Wildflower Meadow, a green soy candle, reminded me of my perfect day. I was seven years old, and had befriended a fellow camper in the Dorst Campground where my family was camping. His name was Patrick, and he was from Pennsylvania. A very kind soul, he balanced my feminine by being masculine in the healthiest way I have ever experienced in my life. He took an interest in me, a genuine one. A little older, but not much, he guided me to experience the meadow that was right next to the campground. We saw skunk cabbage, walked on fallen logs, and laughed in the sunshine.
Between one log and the next, if it was a tough climb for me, he offered a hand, never making me feel weak in any way.

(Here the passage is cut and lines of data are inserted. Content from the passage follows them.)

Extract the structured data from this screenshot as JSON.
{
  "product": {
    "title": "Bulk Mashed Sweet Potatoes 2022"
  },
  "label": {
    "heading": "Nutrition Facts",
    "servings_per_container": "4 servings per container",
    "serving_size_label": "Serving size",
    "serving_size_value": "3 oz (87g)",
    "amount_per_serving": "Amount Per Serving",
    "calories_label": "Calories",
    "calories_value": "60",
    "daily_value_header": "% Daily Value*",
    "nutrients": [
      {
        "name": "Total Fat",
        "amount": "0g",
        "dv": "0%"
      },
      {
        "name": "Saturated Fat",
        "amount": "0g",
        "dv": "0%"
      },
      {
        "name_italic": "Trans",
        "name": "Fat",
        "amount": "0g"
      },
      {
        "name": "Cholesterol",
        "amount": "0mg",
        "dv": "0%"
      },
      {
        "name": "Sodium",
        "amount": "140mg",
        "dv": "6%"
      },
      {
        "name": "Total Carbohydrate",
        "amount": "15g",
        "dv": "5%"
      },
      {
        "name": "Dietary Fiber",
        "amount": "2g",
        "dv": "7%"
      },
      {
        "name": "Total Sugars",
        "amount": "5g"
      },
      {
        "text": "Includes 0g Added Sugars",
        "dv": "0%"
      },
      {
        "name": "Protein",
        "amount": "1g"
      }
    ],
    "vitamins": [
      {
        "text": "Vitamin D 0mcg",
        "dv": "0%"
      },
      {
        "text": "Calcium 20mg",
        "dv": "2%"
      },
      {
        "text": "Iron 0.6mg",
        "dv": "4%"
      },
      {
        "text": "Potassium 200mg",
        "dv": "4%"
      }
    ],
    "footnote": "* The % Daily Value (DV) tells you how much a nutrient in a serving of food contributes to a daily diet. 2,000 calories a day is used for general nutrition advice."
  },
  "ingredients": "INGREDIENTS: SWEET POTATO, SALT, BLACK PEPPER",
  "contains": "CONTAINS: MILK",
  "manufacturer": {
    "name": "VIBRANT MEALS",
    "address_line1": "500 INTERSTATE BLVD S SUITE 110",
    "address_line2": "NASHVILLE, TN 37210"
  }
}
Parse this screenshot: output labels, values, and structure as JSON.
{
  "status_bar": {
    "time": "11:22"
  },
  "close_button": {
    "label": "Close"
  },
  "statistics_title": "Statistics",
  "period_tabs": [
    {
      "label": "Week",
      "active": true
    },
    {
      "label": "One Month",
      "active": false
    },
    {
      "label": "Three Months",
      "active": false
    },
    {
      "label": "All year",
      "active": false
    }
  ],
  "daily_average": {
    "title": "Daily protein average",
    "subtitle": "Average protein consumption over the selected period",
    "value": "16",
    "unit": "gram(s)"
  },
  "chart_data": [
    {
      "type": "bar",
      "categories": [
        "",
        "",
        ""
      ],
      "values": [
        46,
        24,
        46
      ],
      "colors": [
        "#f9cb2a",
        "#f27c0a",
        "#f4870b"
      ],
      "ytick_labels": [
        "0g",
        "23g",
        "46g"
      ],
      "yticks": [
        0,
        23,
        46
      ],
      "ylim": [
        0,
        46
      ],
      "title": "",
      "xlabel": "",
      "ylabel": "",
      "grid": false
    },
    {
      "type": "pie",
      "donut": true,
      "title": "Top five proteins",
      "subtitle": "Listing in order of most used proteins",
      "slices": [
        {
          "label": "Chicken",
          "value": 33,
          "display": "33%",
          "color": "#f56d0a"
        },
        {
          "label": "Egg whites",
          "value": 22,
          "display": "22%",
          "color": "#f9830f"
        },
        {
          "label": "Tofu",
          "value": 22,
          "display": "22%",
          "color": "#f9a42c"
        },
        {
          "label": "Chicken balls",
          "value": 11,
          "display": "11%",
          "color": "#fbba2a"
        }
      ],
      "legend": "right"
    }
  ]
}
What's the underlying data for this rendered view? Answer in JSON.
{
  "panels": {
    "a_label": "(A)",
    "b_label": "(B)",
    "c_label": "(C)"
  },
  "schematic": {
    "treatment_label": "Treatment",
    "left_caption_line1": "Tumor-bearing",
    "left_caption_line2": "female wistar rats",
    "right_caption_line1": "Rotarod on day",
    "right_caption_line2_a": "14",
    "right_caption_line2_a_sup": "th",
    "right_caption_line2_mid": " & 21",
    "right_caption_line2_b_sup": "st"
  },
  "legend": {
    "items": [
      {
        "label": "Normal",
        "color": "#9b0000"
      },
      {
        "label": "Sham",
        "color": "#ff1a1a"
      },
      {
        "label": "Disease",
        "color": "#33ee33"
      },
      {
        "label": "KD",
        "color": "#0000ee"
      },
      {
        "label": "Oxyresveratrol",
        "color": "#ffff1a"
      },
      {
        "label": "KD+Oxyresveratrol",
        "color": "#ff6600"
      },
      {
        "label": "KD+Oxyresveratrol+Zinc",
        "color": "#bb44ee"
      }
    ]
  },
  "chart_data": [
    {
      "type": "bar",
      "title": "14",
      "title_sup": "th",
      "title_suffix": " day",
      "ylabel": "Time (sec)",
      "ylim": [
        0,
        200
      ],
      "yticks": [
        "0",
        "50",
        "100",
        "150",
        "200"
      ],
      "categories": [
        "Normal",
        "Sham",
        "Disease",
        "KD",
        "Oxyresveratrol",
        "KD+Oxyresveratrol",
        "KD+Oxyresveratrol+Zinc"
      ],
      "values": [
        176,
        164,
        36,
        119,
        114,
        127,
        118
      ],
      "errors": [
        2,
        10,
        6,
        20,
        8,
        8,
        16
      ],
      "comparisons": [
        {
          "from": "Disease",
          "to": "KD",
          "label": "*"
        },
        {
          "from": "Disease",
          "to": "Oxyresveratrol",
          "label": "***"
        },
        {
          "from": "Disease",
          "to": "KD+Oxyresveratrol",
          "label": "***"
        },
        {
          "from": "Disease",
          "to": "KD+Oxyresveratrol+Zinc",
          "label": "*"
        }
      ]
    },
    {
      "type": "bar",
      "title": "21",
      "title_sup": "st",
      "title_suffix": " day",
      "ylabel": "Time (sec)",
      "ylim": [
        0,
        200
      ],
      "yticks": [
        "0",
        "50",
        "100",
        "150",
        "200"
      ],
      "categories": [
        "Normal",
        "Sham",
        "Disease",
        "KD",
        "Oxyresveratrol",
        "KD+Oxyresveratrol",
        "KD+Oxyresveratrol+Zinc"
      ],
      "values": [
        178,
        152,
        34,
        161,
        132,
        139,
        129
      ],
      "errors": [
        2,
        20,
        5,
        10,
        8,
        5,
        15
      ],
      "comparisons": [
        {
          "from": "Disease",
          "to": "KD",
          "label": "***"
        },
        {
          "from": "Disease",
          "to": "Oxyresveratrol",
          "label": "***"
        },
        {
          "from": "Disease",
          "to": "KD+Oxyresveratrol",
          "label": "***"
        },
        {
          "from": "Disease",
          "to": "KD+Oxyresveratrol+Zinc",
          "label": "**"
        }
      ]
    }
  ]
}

He also showed me the most wonderful surprise I had in my life, even until now. He asked if I wanted to see something special. He took me by the hand to a patch of snow by the meadow. It was June, and in the shade there was still a little left. For me, a California native, snow in itself is very rare and special! But in the snowdrift, were the strangest little red 'flowers' pushing up. Patrick said they were snow flowers. The snow, and the flowers, together had such a beautiful scent! It was more wonder than I could ever imagine, coupled with such kindness and willingness to share with a friend.
We were together three days. And when Patrick drove away with his family, I cried. I knew I would never meet anyone like him again.
When times are tough, I re-live that day in the meadow. And I bring back all of the Lovingkindness from Patrick, who was my angel, if only for a short time.
My family was stressful. There was conflict upon conflict my entire childhood. Money was tight. Mother had a hair-trigger temper. Father was controlling; emotion was not allowed. I was lectured for hours on end about 'my being selfish'. They tried to tell me that my allergies 'were psychosomatic'. I had asthma that was not diagnosed--my lungs would whistle on a smoggy day while I played. I never told anybody, or understood what it was. I just stopped until it finished and I could get enough air to play again.
The Wildflower Meadow candle is my way of saying 'good bye' to all that. Both the happiness, the 'oasis' of Lovingkindness in the desert of my young life, and the emotional scars are behind me. Patrick has gone on to live his life. And I have made the best of what I have with mine also. My childhood, is a 'take the best and leave the rest' when that candle burns out by the end of this day. The fragrance has been lovely. And I know this is baggage I want to leave behind when I Ascend into the Golden Age.